Wednesday, August 17, 2011

Cocktail Couture

The striking cover of my current favorite and highly recommended book, 
published by the Rhode Island School of Design.

“I used to visit all those very gay places, those come-what-may places, where one relaxes on the axis of the wheel of life, to get the feel of life, from jazz and cocktails…”
--Billy Strayhorn, “Lush Life,” 1933-38

Cocktails are riding the hot tamale train in San Francisco. Any bar worth its shaker is serving handcrafted vintage cocktails with rediscovered antique spirits. Five years ago, I got blank stares if I ordered a Sazerac anywhere outside of New Orleans. Now it’s the specialty cocktail at many bars in SF. And that’s a good thing.

But there’s a whole other aspect to cocktails that needs more exploring. And that’s cocktail couture. What does one wear when holding a martini that’s so silvery, shivery cold and clear that one wants to dive into it?

This fabulous book, Cocktail Culture: Ritual and Invention in American Fashion, 1920-1980, gives many ideas and much inspiration. It’s the catalog from the Cocktail Culture show that was recently at the Musuem of Art, Rhode Island School of Design.
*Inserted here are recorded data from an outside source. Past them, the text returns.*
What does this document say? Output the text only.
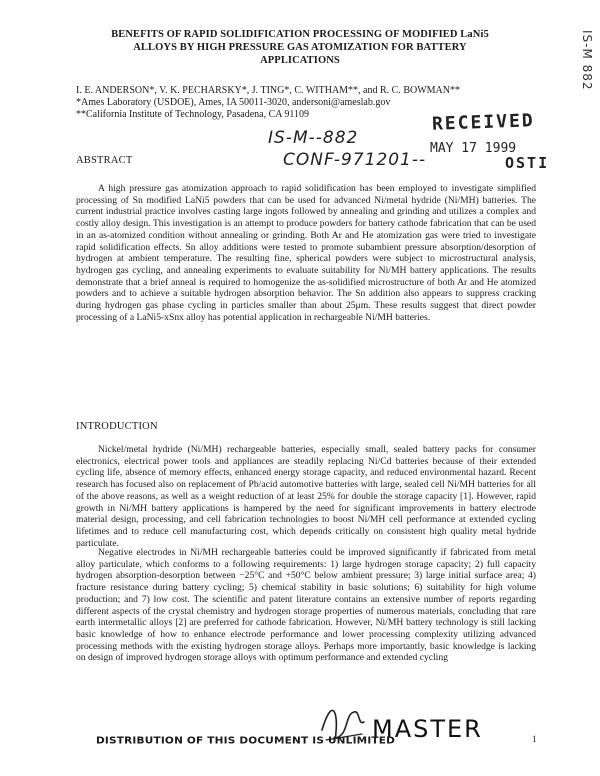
IS-M 882
BENEFITS OF RAPID SOLIDIFICATION PROCESSING OF MODIFIED LaNi5 ALLOYS BY HIGH PRESSURE GAS ATOMIZATION FOR BATTERY APPLICATIONS
I. E. ANDERSON*, V. K. PECHARSKY*, J. TING*, C. WITHAM**, and R. C. BOWMAN**
*Ames Laboratory (USDOE), Ames, IA 50011-3020, andersoni@ameslab.gov
**California Institute of Technology, Pasadena, CA 91109	RECEIVED
MAY 17 1999
OSTI
IS-M--882
CONF-971201--
ABSTRACT

A high pressure gas atomization approach to rapid solidification has been employed to investigate simplified processing of Sn modified LaNi5 powders that can be used for advanced Ni/metal hydride (Ni/MH) batteries. The current industrial practice involves casting large ingots followed by annealing and grinding and utilizes a complex and costly alloy design. This investigation is an attempt to produce powders for battery cathode fabrication that can be used in an as-atomized condition without annealing or grinding. Both Ar and He atomization gas were tried to investigate rapid solidification effects. Sn alloy additions were tested to promote subambient pressure absorption/desorption of hydrogen at ambient temperature. The resulting fine, spherical powders were subject to microstructural analysis, hydrogen gas cycling, and annealing experiments to evaluate suitability for Ni/MH battery applications. The results demonstrate that a brief anneal is required to homogenize the as-solidified microstructure of both Ar and He atomized powders and to achieve a suitable hydrogen absorption behavior. The Sn addition also appears to suppress cracking during hydrogen gas phase cycling in particles smaller than about 25μm. These results suggest that direct powder processing of a LaNi5-xSnx alloy has potential application in rechargeable Ni/MH batteries.

INTRODUCTION

Nickel/metal hydride (Ni/MH) rechargeable batteries, especially small, sealed battery packs for consumer electronics, electrical power tools and appliances are steadily replacing Ni/Cd batteries because of their extended cycling life, absence of memory effects, enhanced energy storage capacity, and reduced environmental hazard. Recent research has focused also on replacement of Pb/acid automotive batteries with large, sealed cell Ni/MH batteries for all of the above reasons, as well as a weight reduction of at least 25% for double the storage capacity [1]. However, rapid growth in Ni/MH battery applications is hampered by the need for significant improvements in battery electrode material design, processing, and cell fabrication technologies to boost Ni/MH cell performance at extended cycling lifetimes and to reduce cell manufacturing cost, which depends critically on consistent high quality metal hydride particulate.

Negative electrodes in Ni/MH rechargeable batteries could be improved significantly if fabricated from metal alloy particulate, which conforms to a following requirements: 1) large hydrogen storage capacity; 2) full capacity hydrogen absorption-desorption between −25°C and +50°C below ambient pressure; 3) large initial surface area; 4) fracture resistance during battery cycling; 5) chemical stability in basic solutions; 6) suitability for high volume production; and 7) low cost. The scientific and patent literature contains an extensive number of reports regarding different aspects of the crystal chemistry and hydrogen storage properties of numerous materials, concluding that rare earth intermetallic alloys [2] are preferred for cathode fabrication. However, Ni/MH battery technology is still lacking basic knowledge of how to enhance electrode performance and lower processing complexity utilizing advanced processing methods with the existing hydrogen storage alloys. Perhaps more importantly, basic knowledge is lacking on design of improved hydrogen storage alloys with optimum performance and extended cycling

DISTRIBUTION OF THIS DOCUMENT IS UNLIMITED
MASTER	1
Cool and elegant from Cocktail Culture,
Karen Radkai, photographer, American, 1919-2003, illustration,
Vogue, November 1, 1960. 

It’s ironic that Prohibition, which went into effect in 1920, was the inspiration for the cocktail party. It must've been the naughty feeling of doing something illegal that heightened the excitement of men and women drinking together. At the same time, Hollywood showed everyone that imbibing with style and panache was the chic thing to do.

From Cocktail Culture, film still from The Thin Man, 1934

The book features six essays exploring various aspects of the cultural phenomenon of cocktails and in "Blithe Spirits: Cocktails and Hats", milliner Gretchen Fenston writes about the importance of the cocktail hat. She says, "... one simply had to have a cocktail-appropriate hat, one with elements that imparted fun over function." We can always use more of that!

From Cocktail Culture, Edward Steichen, photographic illustration,
Vogue, November 15, 1935

This book has me drinking, I mean thinking. I have a few of my mother's cocktail dresses from the fifties and I think it's time to give them a try and create a little cocktail party action around here myself. 


  1. I'm chillin' my cocktail glass right now for a Sazerac tonight - sans cocktail dress! Love the blog!

  2. I saw that show at RISD last month and it was wonderful! Many BV posts to catch up on now.

  3. Tipsy! That's so cool you saw the show. Do tell...what was your favorite part? Anything you wished you could've put on right there and worn out of the show? What made the biggest impression?

  4. In one of the Thin Man films, can't remember which, Mr. North detects (pun intended) the sound of the silver cocktail shaker from outside the apartment as Mrs. North prepares their nightly martinis. Dressed of course, in an elegant gown.

  5. BV -- I can't remember a specific garment or pair of shoes, but pretty much everything in the exhibit made me oddly wistful. I have pictures of my mother, and grandmother dressed beautifully for cocktail parties in the 1950s and 60s -- but none of me in the '90s and '00s! It seems like normal life used to be more glamorous.

  6. As you know, I love everything about cocktail couture -- remember my starry starry night dress??

  7. Of course I remember your starry starry night dress: midnight blue silk with a dusting of small rhinestones on the bodice. It's how I always picture you.

  8. this is a lovely article. as I gear up for my speakeasy themed holiday party next month. I was wondering if I could share this with my readers (with proper credit) before my event. On


    1. I'm so glad you enjoyed my cocktail story. Yes! Please share with your readers. I would be honored.